Presenting information in manual assembly
2011-10-24T12:47:58Z (GMT) by
Ever since industrialization, manufacturing companies have competed with each other in trying to make the best and the cheapest product and the automotive industry is definitely no exception. The arms race between truck and car manufacturers has pushed manufacturing technology and production practice to where it is today. However, whereas companies have traditionally competed with the engineering excellence and technology of their products, the human effort in production is often neglected. After all, there are still many tasks that require the flexibility and intelligence of a human worker. This thesis focuses entirely on the information context of assembly workers. It investigates and discusses their general information behaviour in terms of information need, syntax of information, information sources and technology as well as basic cognitive abilities used to utilize information such as attention and memory.
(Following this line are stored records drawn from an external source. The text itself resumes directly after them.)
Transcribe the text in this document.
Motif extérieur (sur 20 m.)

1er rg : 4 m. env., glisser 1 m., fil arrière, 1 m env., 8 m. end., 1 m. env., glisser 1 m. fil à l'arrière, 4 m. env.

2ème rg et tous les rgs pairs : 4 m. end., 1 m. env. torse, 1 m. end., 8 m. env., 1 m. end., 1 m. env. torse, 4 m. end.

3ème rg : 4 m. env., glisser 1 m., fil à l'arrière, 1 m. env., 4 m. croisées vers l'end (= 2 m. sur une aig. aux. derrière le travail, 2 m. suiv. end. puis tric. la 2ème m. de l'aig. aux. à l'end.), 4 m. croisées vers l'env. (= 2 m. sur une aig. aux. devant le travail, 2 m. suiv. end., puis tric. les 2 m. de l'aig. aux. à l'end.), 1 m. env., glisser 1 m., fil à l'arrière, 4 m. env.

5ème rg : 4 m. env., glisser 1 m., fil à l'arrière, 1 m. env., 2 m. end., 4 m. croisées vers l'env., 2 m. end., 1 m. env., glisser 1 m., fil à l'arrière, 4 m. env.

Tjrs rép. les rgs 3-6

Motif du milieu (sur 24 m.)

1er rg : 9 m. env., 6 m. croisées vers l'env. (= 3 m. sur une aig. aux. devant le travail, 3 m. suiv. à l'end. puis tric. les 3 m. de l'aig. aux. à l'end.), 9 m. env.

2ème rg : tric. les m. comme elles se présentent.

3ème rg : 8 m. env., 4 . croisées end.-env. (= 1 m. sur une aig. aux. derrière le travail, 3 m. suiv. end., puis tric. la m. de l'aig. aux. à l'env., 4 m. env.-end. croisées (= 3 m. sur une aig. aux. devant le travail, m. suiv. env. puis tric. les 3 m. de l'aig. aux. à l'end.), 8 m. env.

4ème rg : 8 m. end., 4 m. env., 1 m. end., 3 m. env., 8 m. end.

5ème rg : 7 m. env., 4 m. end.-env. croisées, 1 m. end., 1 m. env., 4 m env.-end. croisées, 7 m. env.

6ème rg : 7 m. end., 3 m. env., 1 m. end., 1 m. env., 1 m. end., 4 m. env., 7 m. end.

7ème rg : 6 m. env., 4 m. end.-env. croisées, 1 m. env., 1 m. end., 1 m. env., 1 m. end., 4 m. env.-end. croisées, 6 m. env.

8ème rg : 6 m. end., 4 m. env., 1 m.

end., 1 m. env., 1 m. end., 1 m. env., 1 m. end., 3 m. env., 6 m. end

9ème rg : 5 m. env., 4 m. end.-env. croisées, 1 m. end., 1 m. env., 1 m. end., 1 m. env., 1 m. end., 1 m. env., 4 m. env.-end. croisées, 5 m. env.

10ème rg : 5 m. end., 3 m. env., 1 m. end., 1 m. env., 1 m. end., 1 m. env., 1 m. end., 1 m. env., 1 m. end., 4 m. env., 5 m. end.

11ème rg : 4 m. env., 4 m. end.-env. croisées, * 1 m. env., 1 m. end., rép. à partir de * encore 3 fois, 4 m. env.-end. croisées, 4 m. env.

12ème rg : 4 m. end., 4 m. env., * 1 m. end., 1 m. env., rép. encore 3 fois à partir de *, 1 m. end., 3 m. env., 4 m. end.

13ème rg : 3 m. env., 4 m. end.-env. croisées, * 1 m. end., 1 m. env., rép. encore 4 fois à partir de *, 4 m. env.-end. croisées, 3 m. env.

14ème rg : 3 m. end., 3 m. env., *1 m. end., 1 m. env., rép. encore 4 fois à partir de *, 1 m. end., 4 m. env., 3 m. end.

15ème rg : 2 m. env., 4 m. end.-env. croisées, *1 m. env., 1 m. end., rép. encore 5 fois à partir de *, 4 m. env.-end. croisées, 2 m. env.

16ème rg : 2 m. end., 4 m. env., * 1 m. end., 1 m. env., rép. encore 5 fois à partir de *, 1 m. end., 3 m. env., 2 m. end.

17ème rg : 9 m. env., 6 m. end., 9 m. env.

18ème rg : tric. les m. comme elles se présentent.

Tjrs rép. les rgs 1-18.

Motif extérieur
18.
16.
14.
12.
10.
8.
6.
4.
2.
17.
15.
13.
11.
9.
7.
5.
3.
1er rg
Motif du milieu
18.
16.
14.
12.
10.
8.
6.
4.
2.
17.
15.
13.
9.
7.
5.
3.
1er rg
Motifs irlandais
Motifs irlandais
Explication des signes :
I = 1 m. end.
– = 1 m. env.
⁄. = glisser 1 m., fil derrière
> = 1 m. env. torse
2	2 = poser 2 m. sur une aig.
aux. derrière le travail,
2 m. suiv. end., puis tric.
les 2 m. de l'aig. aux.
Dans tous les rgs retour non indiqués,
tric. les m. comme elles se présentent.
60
The thesis presents relevant literature on the subject of information behaviour and pinpoints potential hazards of information design in manual assembly. It also identifies three hypotheses that suggest improved productivity and quality of work as a result of certain changes in the information landscape. One hypothesis deals with the layout of information, a second deals with the syntax used to identify parts and a third deals with the information medium used to convey information. Analysis of empirical data gathered shows, among other things, that using unstructured and batched information favours productivity of work; using a syntax with semantic content as opposed to traditional article numbers without any semantic content also improves productivity of work; and using a mobile information unit betters the quality of work. The purpose of the thesis is to present the beginnings of a road map towards the greater understanding of information presentation in manual assembly. As previous research on this application area has been scarce, it draws upon existing theories found in other sciences, primarily cognitive science and its applications such as Human-Computer Interaction (HCI), information theory and human error.